3. La dimensione ontologica dell’individualismo dei “lumi”.

Il tratto più evidente dei filosofi dei “lumi” è l’individualismo e la conseguente riduzione della società umana ad aggregazione di individui separati radicalmente gli uni dagli altri, che non trovano nella relazione con gli altri alimento per una vita comune nella ricerca del bene, bensì configurano i rapporti intersoggettivi spogli di ogni valore che non sia l’utilità individuale.

Si è soliti vedere in questo individualismo, attratti da una fantasiosa esaltazione della società liberale nata dall’illuminismo, una sorta di attitudine intrisa di simpatia per gli individui, nonché di apprezzamento per le loro grandezze e le loro virtualità.

Nulla di più falso!

Se si esamina l’individualismo teorico del secolo XVIII e quello pratico del secolo successivo nelle radici concettuali, sia filosofiche che teologiche, ci si rende conto che tale dottrina è conseguenza diretta del riduzionismo epistemologico e ontologico della persona umana. La facoltà del pensiero razionale, cioè la via intellettuale per conoscere la verità delle cose, sarebbe contraria alla sua natura, giacché l’uomo formulerebbe i giudizi di coscienza tramite la via dei sensi. La densità ontologica dell’uomo viene altresì radicalmente erosa, giacché egli è privato della libertà, della responsabilità e, al fondo di tutto, della spiritualità che costituisce la sostanza umana nell’unità profonda di corpo fisico e anima spirituale.

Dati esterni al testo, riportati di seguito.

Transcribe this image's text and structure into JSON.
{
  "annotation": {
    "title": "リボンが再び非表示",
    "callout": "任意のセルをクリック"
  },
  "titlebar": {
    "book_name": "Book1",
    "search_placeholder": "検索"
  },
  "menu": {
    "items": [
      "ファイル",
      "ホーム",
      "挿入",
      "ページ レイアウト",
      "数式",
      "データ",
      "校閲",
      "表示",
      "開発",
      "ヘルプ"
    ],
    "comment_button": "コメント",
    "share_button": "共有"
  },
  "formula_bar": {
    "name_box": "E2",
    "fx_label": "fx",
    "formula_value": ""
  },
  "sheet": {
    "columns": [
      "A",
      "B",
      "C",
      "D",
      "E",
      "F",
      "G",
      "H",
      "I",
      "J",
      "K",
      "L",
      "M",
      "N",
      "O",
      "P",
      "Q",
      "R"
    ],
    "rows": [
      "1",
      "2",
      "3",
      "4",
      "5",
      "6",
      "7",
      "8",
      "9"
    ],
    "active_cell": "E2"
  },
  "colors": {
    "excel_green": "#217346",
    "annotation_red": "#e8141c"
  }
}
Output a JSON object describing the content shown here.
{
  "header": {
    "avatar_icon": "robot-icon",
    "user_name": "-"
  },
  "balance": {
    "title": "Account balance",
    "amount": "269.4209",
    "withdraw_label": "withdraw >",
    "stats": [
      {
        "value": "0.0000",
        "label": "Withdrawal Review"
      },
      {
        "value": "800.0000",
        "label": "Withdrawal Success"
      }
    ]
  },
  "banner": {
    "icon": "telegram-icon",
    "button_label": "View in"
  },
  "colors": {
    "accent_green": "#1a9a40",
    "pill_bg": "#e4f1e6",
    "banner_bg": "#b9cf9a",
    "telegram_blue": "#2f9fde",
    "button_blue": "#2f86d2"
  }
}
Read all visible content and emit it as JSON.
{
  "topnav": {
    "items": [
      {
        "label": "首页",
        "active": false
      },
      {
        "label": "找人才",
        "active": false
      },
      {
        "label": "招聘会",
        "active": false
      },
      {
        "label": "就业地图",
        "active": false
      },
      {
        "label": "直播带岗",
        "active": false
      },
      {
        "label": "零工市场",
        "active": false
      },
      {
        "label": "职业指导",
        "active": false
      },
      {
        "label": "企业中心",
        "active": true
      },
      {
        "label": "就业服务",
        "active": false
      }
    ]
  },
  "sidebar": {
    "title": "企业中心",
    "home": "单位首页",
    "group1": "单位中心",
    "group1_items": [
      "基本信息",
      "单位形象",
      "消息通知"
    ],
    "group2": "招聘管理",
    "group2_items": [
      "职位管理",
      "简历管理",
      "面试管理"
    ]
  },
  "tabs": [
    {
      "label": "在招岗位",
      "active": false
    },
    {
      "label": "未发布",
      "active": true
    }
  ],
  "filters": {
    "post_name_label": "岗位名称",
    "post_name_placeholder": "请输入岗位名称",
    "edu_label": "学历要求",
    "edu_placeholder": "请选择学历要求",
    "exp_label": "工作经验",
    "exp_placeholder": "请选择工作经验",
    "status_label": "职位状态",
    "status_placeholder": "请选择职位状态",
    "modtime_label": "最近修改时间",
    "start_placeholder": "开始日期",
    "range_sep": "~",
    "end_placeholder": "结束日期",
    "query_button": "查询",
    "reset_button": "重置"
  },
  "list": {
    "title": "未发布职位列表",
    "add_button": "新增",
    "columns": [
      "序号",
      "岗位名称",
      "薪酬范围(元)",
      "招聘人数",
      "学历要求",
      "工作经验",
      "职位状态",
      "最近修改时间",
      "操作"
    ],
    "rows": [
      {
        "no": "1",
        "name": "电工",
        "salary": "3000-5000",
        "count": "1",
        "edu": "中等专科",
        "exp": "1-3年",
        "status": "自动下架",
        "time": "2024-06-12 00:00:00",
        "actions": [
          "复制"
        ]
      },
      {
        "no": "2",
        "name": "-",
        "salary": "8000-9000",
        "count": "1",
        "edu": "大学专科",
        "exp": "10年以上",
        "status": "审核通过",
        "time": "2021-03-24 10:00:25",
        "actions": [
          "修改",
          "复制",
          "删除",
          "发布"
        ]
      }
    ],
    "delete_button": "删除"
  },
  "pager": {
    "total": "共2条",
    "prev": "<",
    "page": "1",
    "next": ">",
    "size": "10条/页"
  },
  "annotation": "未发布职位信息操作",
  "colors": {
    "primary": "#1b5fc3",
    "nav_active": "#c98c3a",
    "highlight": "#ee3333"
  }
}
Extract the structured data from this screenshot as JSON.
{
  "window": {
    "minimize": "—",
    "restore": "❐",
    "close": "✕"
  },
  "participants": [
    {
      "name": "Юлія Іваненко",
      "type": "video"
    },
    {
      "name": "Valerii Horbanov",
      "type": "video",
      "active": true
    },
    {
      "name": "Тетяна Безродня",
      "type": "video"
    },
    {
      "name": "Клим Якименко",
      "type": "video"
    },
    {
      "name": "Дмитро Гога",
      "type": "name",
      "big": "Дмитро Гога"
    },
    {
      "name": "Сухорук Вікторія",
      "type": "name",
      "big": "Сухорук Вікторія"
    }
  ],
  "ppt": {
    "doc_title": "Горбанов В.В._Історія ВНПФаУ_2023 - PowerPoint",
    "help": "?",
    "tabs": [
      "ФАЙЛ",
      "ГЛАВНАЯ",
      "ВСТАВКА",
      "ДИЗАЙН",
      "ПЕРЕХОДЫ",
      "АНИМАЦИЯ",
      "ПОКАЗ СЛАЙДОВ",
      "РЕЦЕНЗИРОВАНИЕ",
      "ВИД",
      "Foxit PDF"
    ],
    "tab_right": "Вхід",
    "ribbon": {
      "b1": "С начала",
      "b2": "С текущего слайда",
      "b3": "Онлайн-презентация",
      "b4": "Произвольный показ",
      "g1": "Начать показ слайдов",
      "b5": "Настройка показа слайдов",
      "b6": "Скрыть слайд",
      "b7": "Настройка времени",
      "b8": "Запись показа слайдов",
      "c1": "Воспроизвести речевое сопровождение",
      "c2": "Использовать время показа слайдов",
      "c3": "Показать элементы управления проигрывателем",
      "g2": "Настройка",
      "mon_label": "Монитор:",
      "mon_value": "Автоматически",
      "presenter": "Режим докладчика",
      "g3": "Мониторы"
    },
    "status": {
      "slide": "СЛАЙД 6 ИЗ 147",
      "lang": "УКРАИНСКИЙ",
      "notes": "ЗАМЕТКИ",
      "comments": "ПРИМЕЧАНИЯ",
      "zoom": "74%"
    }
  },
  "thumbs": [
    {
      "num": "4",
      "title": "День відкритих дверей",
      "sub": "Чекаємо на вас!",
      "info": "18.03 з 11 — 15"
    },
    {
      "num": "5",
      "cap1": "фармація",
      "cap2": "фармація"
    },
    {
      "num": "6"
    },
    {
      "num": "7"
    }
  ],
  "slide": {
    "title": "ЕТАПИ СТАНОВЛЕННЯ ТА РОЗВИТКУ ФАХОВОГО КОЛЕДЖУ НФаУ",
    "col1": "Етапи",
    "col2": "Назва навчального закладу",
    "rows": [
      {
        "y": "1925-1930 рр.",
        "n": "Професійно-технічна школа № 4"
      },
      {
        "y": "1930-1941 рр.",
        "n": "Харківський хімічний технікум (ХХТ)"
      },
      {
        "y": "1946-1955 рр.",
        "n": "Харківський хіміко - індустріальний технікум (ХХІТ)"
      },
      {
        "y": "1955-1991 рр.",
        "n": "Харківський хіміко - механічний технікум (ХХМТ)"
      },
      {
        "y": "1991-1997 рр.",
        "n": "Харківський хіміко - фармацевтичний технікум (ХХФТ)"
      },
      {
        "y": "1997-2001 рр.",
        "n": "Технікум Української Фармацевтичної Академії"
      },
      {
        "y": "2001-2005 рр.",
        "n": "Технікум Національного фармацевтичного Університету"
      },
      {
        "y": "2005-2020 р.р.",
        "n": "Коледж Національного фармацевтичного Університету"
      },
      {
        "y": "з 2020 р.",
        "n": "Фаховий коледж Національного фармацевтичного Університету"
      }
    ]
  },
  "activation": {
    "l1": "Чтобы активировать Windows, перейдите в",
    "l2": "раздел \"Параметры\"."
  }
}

Il riduzionismo epistemologico e ontologico riguarda ogni uomo; ma è ancora più radicale e opprimente per la donna: se il pensatore dei “lumi” riduce la densità ontologica del primo, la femminilità è per lui oggetto di strumentalizzazione e di reificazione.

Helvétius, parlando delle donne nel testo De l’Homme, vagheggia che esse crescano nella consapevolezza del dovere di far partecipi della loro bellezza e dei loro favori principalmente gli uomini che si sono distinti per il loro genio, per il loro coraggio e per la loro probità (sic): “Leurs faveurs par ce moyen deviendroient un encouragement aux talens et aux vertus” [5]. Diderot si mostra perplesso a fronte di tale prospettiva, ma non per ragioni di principio, bensì per motivi utilitaristici: se fosse così – obietta – cosa ne sarebbe della propagazione della specie? [6].

L’idea della donna o della figlia come pacco-dono per la gratificazione degli uomini illustri avrà un notevole rilievo al tempo della rivoluzione dell’89. Alla tribuna dei giacobini, nel momento in cui la Francia dichiara guerra alle potenze europee, un autorevole esponente della setta dichiara di offrire: “ses deux filles aux deux premiers soldats qui seraient blessés par l’ennemi” [7]

La riduzione dell’umano, con l’amputazione della sua relazionalità, degrada ancor più l’immagine della femminilità, “spesso ricondotta all’organico, in una prospettiva di consumo” [8]. Poiché l’ontologia condiziona l’assiologia, alla femminilità viene tolta, dal secolo dei “lumi” via via per tutto l’‘800 e nella prima parte del ‘900, ogni forma di rispetto, tanto che larga parte del discorso comune sulla femminilità diventa intriso di grossolana e insolente trivialità, di cui purtroppo ancora oggi non ci si può che rattristare.

4. Qualche citazione tra le innumerevoli dimenticate o censurate.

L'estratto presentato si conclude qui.